Diário de um pai em casa. Dia 47
Vivemos anos a fio ao sabor de um tempo A.C. (Antes do Covid-19). Estamos a ter uma vivência sob o seu signo e, à la longue, teremos uma vida D.C. (Depois do Covid-19). Que não sabemos quando chegará. Se será essa a regra. Ou como nos adaptaremos a toda esta indefinição.
Pelo meio, tivemos três Estados de Emergência. E estamos a ter, e teremos, uma vida em que ela faz parte da nossa vida. Um modo de vida que quebrou com a normalidade, entrou numa anormalidade, entre preparativos para um mundo pós-normal. Ou nova normalidade.
Vivemos, desde ontem, num pré-aviso de A.C. (Antes da Calamidade), com o Estado de Calamidade a entrar ao minuto 1 do fim da Emergência. Mas que pode recuar. E num um passo atrás, a Calamidade dará lugar, de novo, à Emergência, que foi o tempo vivido A.C.
O outro D.C. (Depois da Calamidade) andará de mãos dadas com o primeiro D.C. (durante o coronavírus). A calamidade tem prazo. O modo de adaptação da vida ao vírus, antes e do depois, não está, creio, a (curto) prazo nas nossas vidas.
São muitos A.C.'s e D.C's. Múltiplos antes e depois.
Até esta data, só tinha conhecido um. O original, e que vale para a civilização ocidental. O que calendarizou o Anno Domini. Antes de Cristo e Depois de Cristo.
Curioso, ou talvez não, esta ligação feita entre uma pandemia e a espiritualidade que emerge durante e perdurará no pós. Haverá um antes e um depois neste assunto? Ou é algo que, intrinsecamente, sempre viveu em nós, embora de forma adormecida? Despertou? Ou fomos levados, entre silêncios, à sua procura? Reencontrámo-nos? Questionámo-la? Só agora? Porquê e a que propósito? Não tenho, ainda, resposta.
Encontrá-la-ei, dentro de mim. Porque a questionei, numa primeira fase. Fi-lo no hiato de tempo entre o fim de um tempo conhecido como A.C. (o da pandemia) no dia que o vírus chegou. Permaneceu na Emergência que se instalou, manteve-se até à presente data e prossegue durante e para lá da Calamidade. E continuarei a fazê-lo num duplo D.C. (Durante e Depois do Covid-19). Um C (coronavírus) que provocou uma mudança na forma como olhamos para nós e para o outro.

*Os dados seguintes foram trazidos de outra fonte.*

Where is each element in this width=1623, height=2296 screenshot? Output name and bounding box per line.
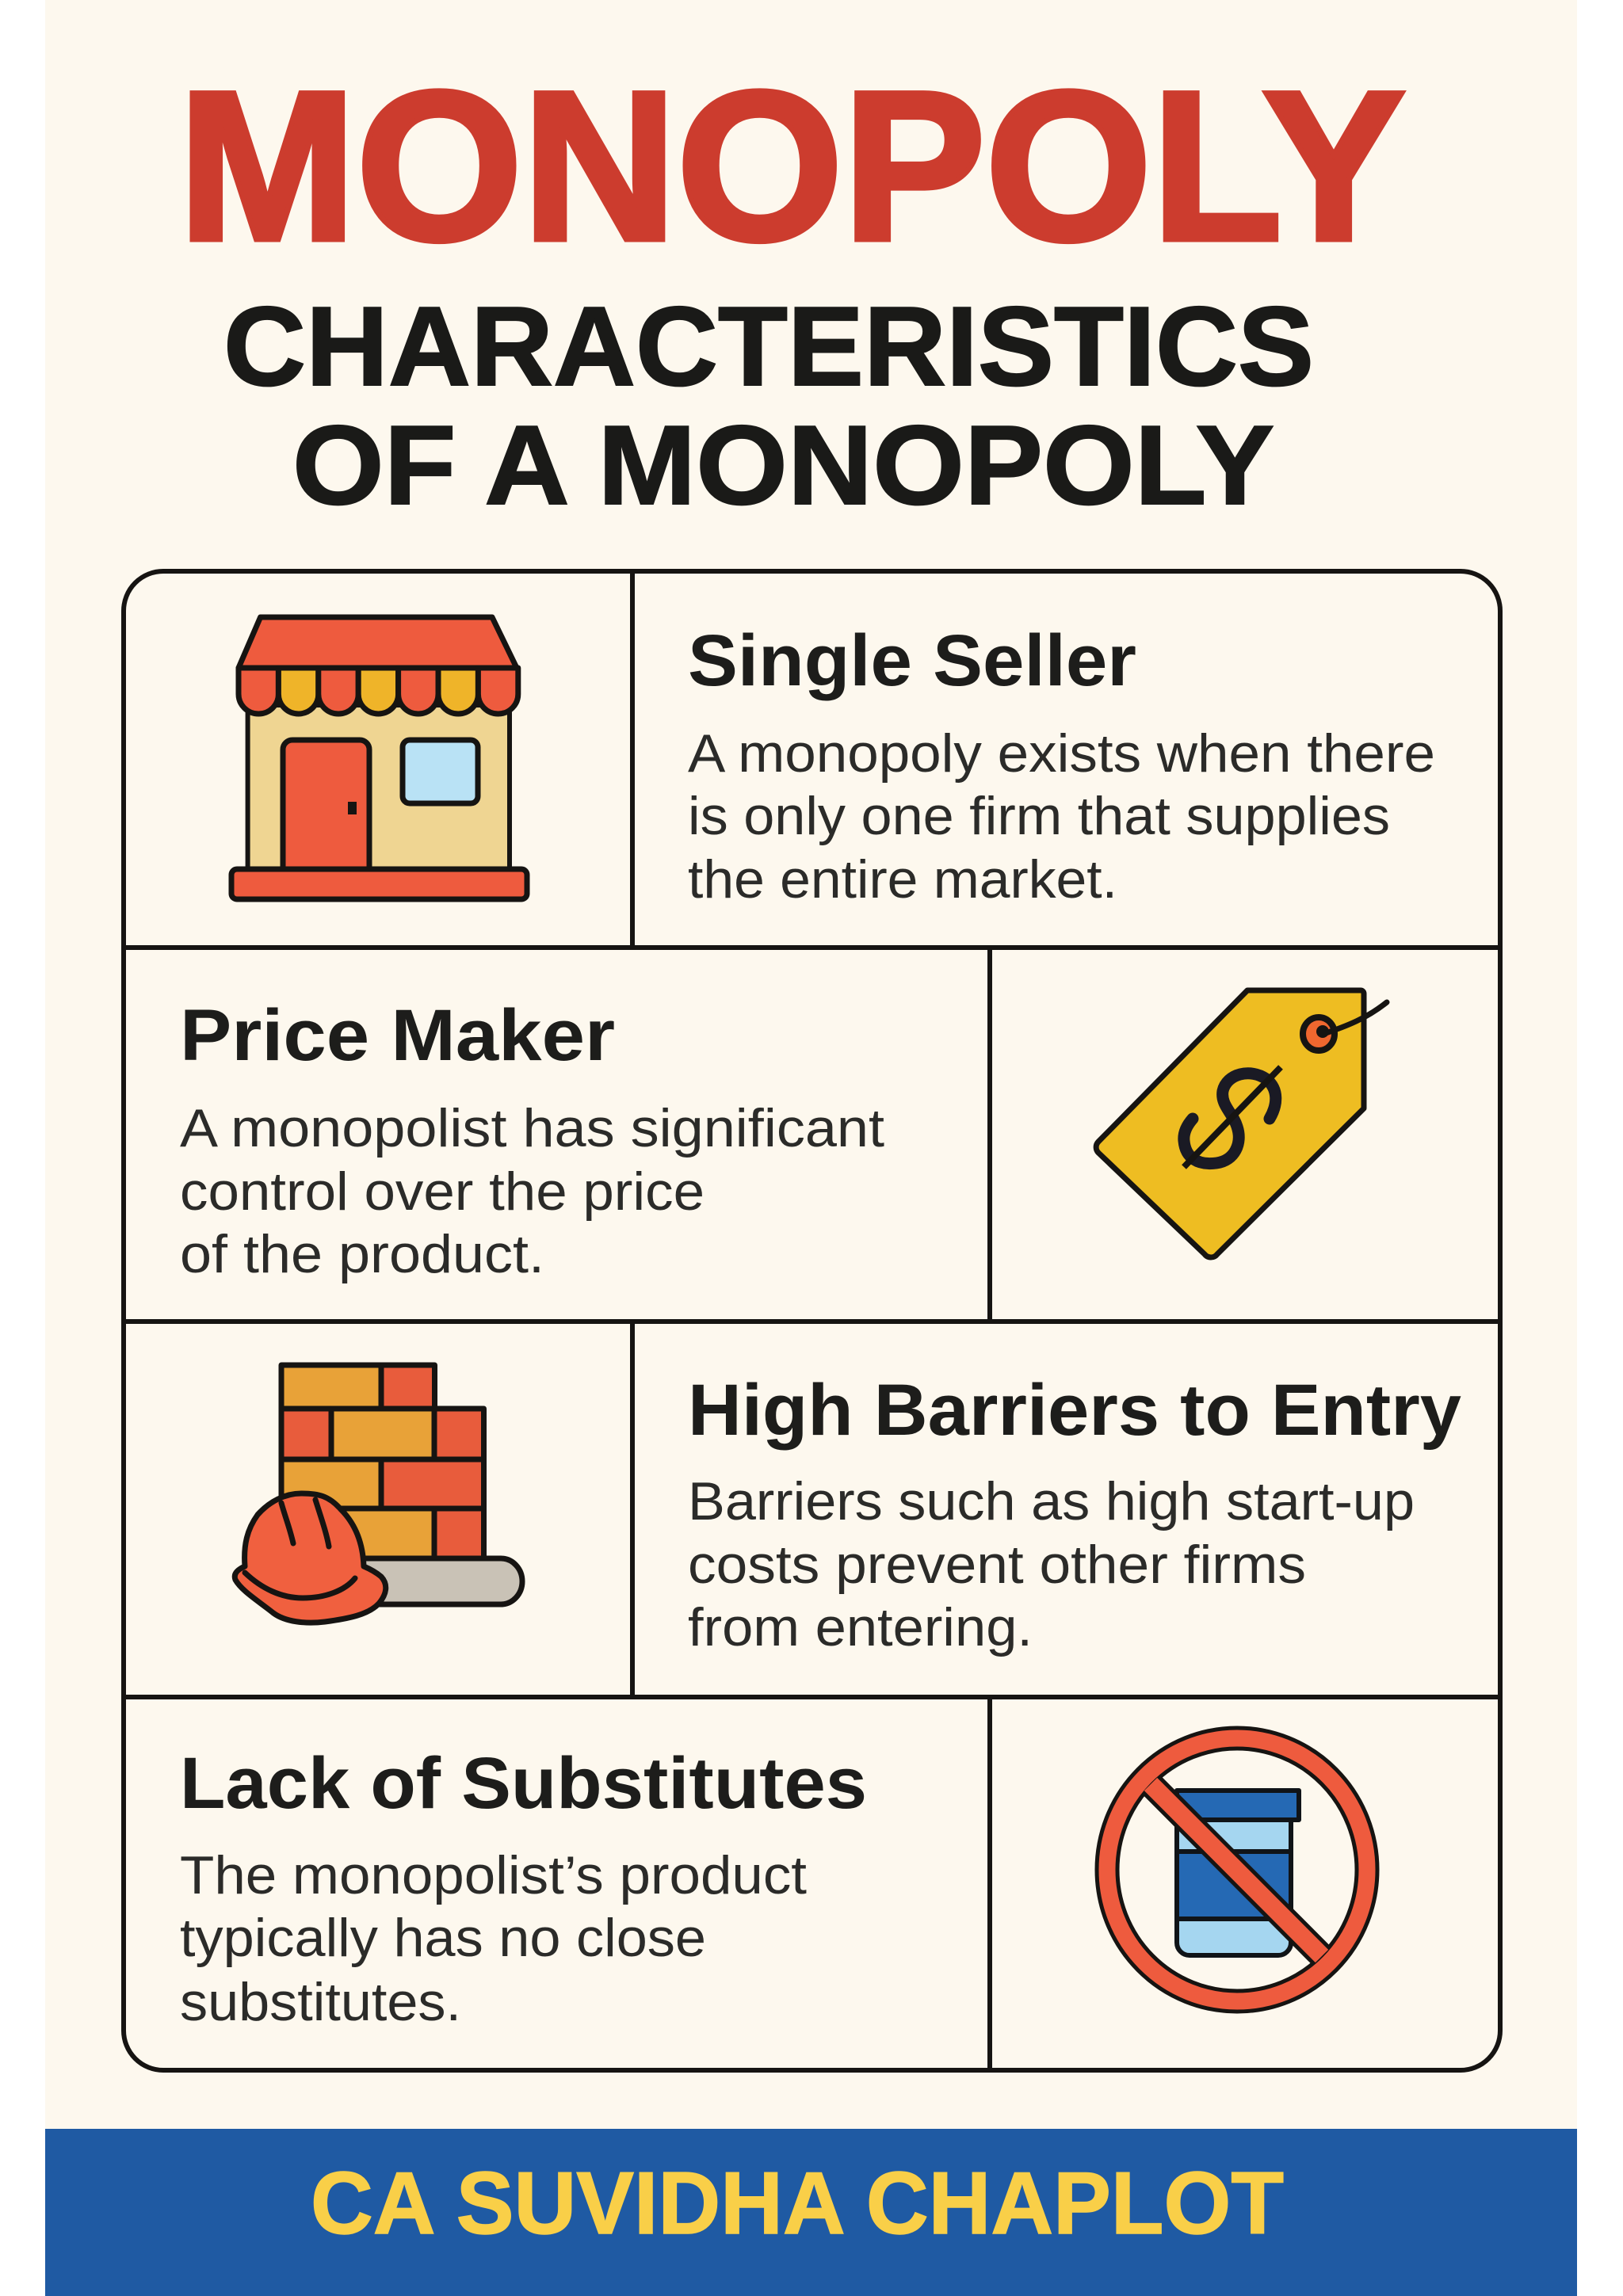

Do nada, ou talvez não, de uma palavra dita hoje por um amigo, (re)encontrado no nosso bairro, depois de tantos dias sem encontros, devolveu-me a vontade de um pequeno gesto.
Depois de um frugal bom dia dado à porta de uma esquina que vende pão, quis a causalidade, que nos encontrássemos, de novo, vários minutos depois, à porta da minha casa. Conversámos. Sobre isto e aquilo.
Falou-se de um gesto. Simples. De um abraço e da falta de sentir o seu significado. Gesto mundano. Demasiado banal, tão banal que nos esquecemos quão nos faz falta.
Confidenciou-me que foi vencido por essa saudade. Ou será necessidade? Fez uns quilómetros de mota e deu um abraço a uma pessoa amiga. Um ato levado pelo impulso mais natural que existe no ser humano. O da libertação, em primeiro. O da proximidade e da necessidade de tocar. Vencendo e dominando os medos.
Estava dado o mote. Convidei a minha mulher, que estava comigo a ouvir a conversa para um curto passeio de mota, no final do dia. Até um local onde possamos dar um passeio a sós. Abraçados. Algo que não fazemos desde meados de março.
Até lá, há uma música que não me sai da cabeça: Nick Cave & The Bad Seeds - Into My Arms. Artista que revisitei hoje.
Um Post Scriptum. A data, 1 de maio, dia do Trabalhador celebrado, na rua, em tempo de quarentena, por uma central sindical (CGTP) é o dia que marca, para mim, e para muitos, um antes e um depois no desporto automóvel. Antes de Senna e Depois de (Ayrton) Senna. Uma Homofonia com A.C e D.C. Nunca mais vi um GP de Fórmula 1. Já lá vão 26 anos. Desde o desaparecimento de uma Divindade no monolugar. Ele que acreditava que via Deus ao volante.